LABOR HISTORIAN Michael Munk of Portland spotlighted a greedy example of corporate welfare in a recent letter to the editor published in the Oregonian newspaper. Munk, who returned home a decade ago after retiring as a professor at Rutgers University in New Jersey, had this to say: "Multnomah County property owners ought to be skeptical of their elected leaders' desperate rush to grant another subsidy to that Gresham chip factory.

"Only a few years ago, they granted tax breaks to Fujitsu, which promptly reneged on its job creation promises and then dumped 670 workers out on the street. Fujitsu is even stiffing us on the subsidized $10 million tax bill it still owes.

"NOW THE SAME 'pro-growth' politicians are rushing to grant Microchip Technologies another $21 million that it demands as its price to provide only 60 jobs in the old plant until 'the economy spurs enough demand.'

"The Arizona outfit isn't satisfied that it is already getting a bargain - a billion-dollar manufacturing facility for only $185 million - so it is trying to blackmail our scared politicians by telling them it won't make the purchase without the additional subsidy.

"The proponents of this kind of corporate welfare argue that other states and communities compete with one another over who will provide the biggest subsidies.

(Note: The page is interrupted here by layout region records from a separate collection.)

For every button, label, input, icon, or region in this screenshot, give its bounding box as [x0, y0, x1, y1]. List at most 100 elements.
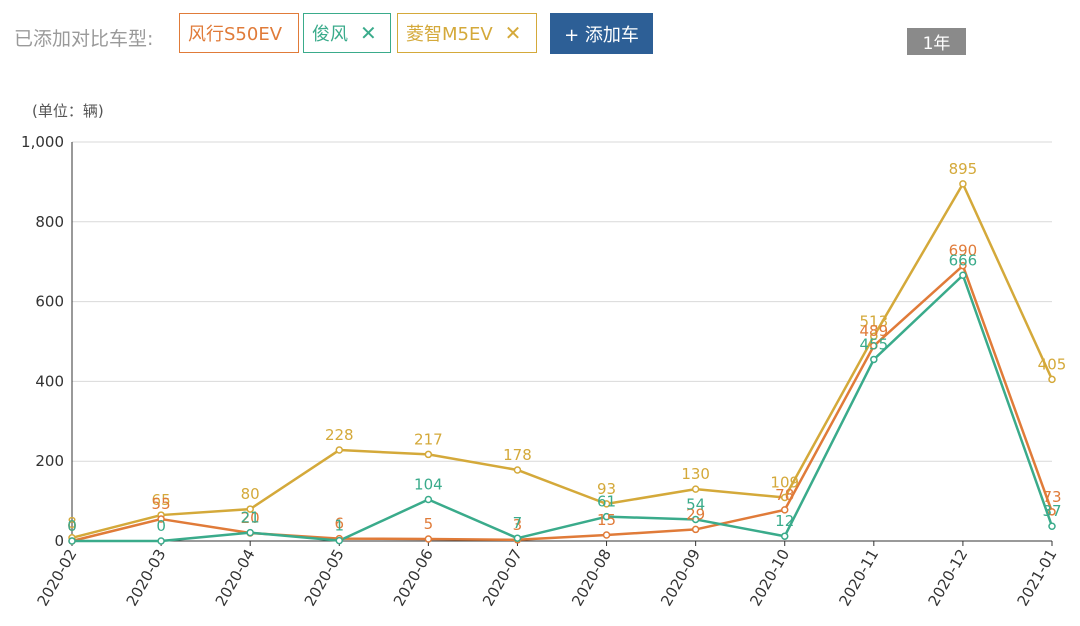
- data-label: 55: [152, 495, 171, 513]
- data-label: 3: [513, 516, 523, 534]
- data-point: [959, 271, 967, 280]
- data-label: 93: [597, 480, 616, 498]
- remove-car-icon[interactable]: ✕: [360, 21, 377, 45]
- data-point: [246, 528, 254, 537]
- data-point: [870, 332, 878, 341]
- data-label: 513: [859, 312, 888, 330]
- data-point: [1048, 375, 1056, 384]
- data-point: [602, 500, 611, 508]
- add-car-button[interactable]: + 添加车: [550, 13, 653, 54]
- data-label: 78: [775, 486, 794, 504]
- data-point: [424, 535, 433, 543]
- data-point: [424, 450, 433, 459]
- x-tick-label: 2020-07: [479, 546, 526, 609]
- data-label: 15: [597, 511, 616, 529]
- car-tag-1[interactable]: 风行S50EV: [179, 13, 299, 53]
- data-label: 73: [1042, 488, 1061, 506]
- data-point: [1048, 508, 1056, 516]
- data-point: [157, 515, 165, 523]
- x-tick-label: 2020-11: [835, 546, 882, 609]
- data-label: 104: [414, 476, 443, 494]
- y-tick-label: 800: [35, 213, 64, 231]
- car-tag-3[interactable]: 菱智M5EV ✕: [397, 13, 537, 53]
- data-label: 54: [686, 495, 705, 513]
- x-tick-label: 2020-06: [390, 546, 437, 609]
- data-label: 405: [1038, 355, 1067, 373]
- data-point: [513, 534, 522, 542]
- data-point: [691, 485, 700, 493]
- car-tag-label: 风行S50EV: [188, 24, 283, 45]
- data-point: [870, 342, 878, 350]
- car-tag-2[interactable]: 俊风 ✕: [303, 13, 391, 53]
- data-point: [780, 532, 789, 540]
- data-point: [1048, 522, 1056, 530]
- data-label: 228: [325, 426, 354, 444]
- x-tick-label: 2020-08: [568, 546, 615, 609]
- data-label: 29: [686, 505, 705, 523]
- data-label: 61: [597, 493, 616, 511]
- data-label: 0: [67, 517, 77, 535]
- data-point: [602, 512, 611, 521]
- x-tick-label: 2020-09: [657, 546, 704, 609]
- data-label: 489: [859, 322, 888, 340]
- data-point: [959, 261, 967, 270]
- data-label: 0: [67, 517, 77, 535]
- data-label: 5: [424, 515, 434, 533]
- car-tag-label: 俊风: [312, 24, 348, 45]
- y-tick-label: 200: [35, 452, 64, 470]
- compare-toolbar: 已添加对比车型: 风行S50EV 俊风 ✕ 菱智M5EV ✕ + 添加车 1年: [0, 0, 1080, 70]
- remove-car-icon[interactable]: ✕: [504, 21, 522, 45]
- x-tick-label: 2020-03: [123, 546, 170, 609]
- car-tag-label: 菱智M5EV: [406, 24, 493, 45]
- series-line-2: [71, 264, 1054, 543]
- data-label: 6: [334, 515, 344, 533]
- data-point: [959, 180, 967, 188]
- data-point: [691, 515, 700, 524]
- data-label: 80: [241, 485, 260, 503]
- data-label: 666: [949, 251, 978, 269]
- data-point: [602, 531, 611, 539]
- data-label: 130: [681, 465, 710, 483]
- range-1-year-button[interactable]: 1年: [907, 28, 966, 55]
- y-unit-label: (单位：辆): [32, 102, 104, 120]
- series-line-3: [72, 274, 1054, 543]
- data-label: 109: [770, 474, 799, 492]
- data-point: [335, 446, 344, 454]
- data-label: 895: [949, 160, 978, 178]
- data-label: 8: [67, 514, 77, 532]
- data-label: 21: [241, 509, 260, 527]
- data-point: [246, 505, 254, 513]
- x-tick-label: 2021-01: [1014, 546, 1061, 609]
- data-point: [780, 493, 789, 502]
- data-point: [780, 506, 789, 514]
- data-point: [335, 536, 344, 545]
- data-label: 37: [1042, 502, 1061, 520]
- data-point: [157, 537, 165, 545]
- x-tick-label: 2020-12: [924, 546, 971, 609]
- x-tick-label: 2020-10: [746, 546, 793, 609]
- data-label: 0: [156, 517, 166, 535]
- data-label: 455: [859, 335, 888, 353]
- x-tick-label: 2020-02: [34, 546, 81, 609]
- data-label: 178: [503, 446, 532, 464]
- compare-label: 已添加对比车型:: [14, 28, 154, 50]
- y-tick-label: 1,000: [21, 133, 64, 151]
- data-label: 20: [241, 509, 260, 527]
- x-tick-label: 2020-04: [212, 546, 259, 609]
- data-label: 12: [775, 512, 794, 530]
- y-tick-label: 400: [35, 372, 64, 390]
- data-label: 7: [513, 514, 523, 532]
- data-point: [691, 525, 700, 534]
- data-point: [424, 495, 433, 504]
- data-label: 690: [949, 242, 978, 260]
- data-label: 217: [414, 430, 443, 448]
- series-line-1: [71, 182, 1054, 540]
- y-tick-label: 0: [54, 532, 64, 550]
- data-point: [68, 537, 76, 545]
- data-label: 1: [334, 517, 344, 535]
- y-tick-label: 600: [35, 293, 64, 311]
- data-point: [870, 355, 878, 364]
- data-point: [513, 466, 522, 474]
- x-tick-label: 2020-05: [301, 546, 348, 609]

Let them.

"BUT TAXPAYERS who still believe in the 'free enterprise' system resent such manipulation of the market for private profit."

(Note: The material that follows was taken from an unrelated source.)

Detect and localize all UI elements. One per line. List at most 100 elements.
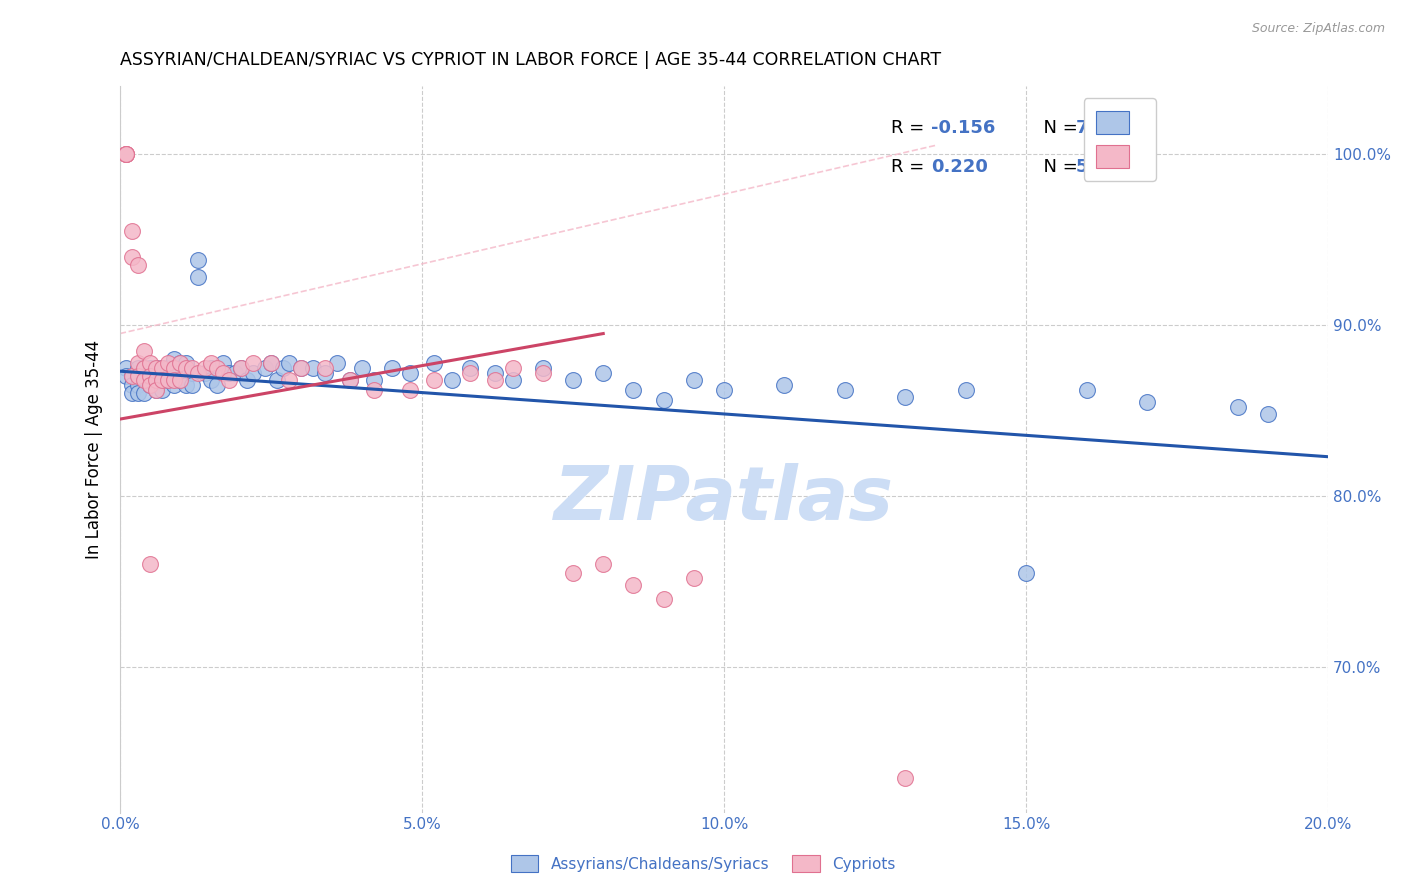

The national AFL-CIO is campaigning for corporate accountability. In line with that goal, corporations should be held accountable for paying their fair share of taxes instead of demanding tax breaks from impoverished local and state governments. With the revenue-starved State of Oregon and schools, cities and counties statewide slashing services, companies that don't want to pay their fair share of taxes should be ashamed of themselves. The 2003 Oregon Legislature should increase corporate income taxes to the same percentage level paid by private individuals.

Or even higher.


WILLIAM P. TROTTER'S FAMILY asked the NW Labor Press to publish a belated notice of his death. A 60-year member of the United Association of Plumbers & Pipefitters, he died at age 87 on Sept. 14, 2001 in Oregon. He worked out of Portland Plumbers Local 51 for many years and was on its Executive Board. After Local 51 and Steamfitters Local 235 were combined into UA Local 290, now based in Tualatin, his membership was transferred to the new local. His son, Bruce Trotter, who also belongs to Local 290, said his father had followed his own father, Clarence (Casey) B. Trotter, into the plumbing trade after the family moved from Mississippi to the Northwest where Casey helped in the construction of Longview, Washington.

William Trotter was instrumental as a Local 51 board member in establishing a health and welfare fund and in working for fair and safe working conditions, his son said. A major project William worked on was being the plumbing supervisor on the construction of the Lloyd Center on Portland's east side over four decades ago.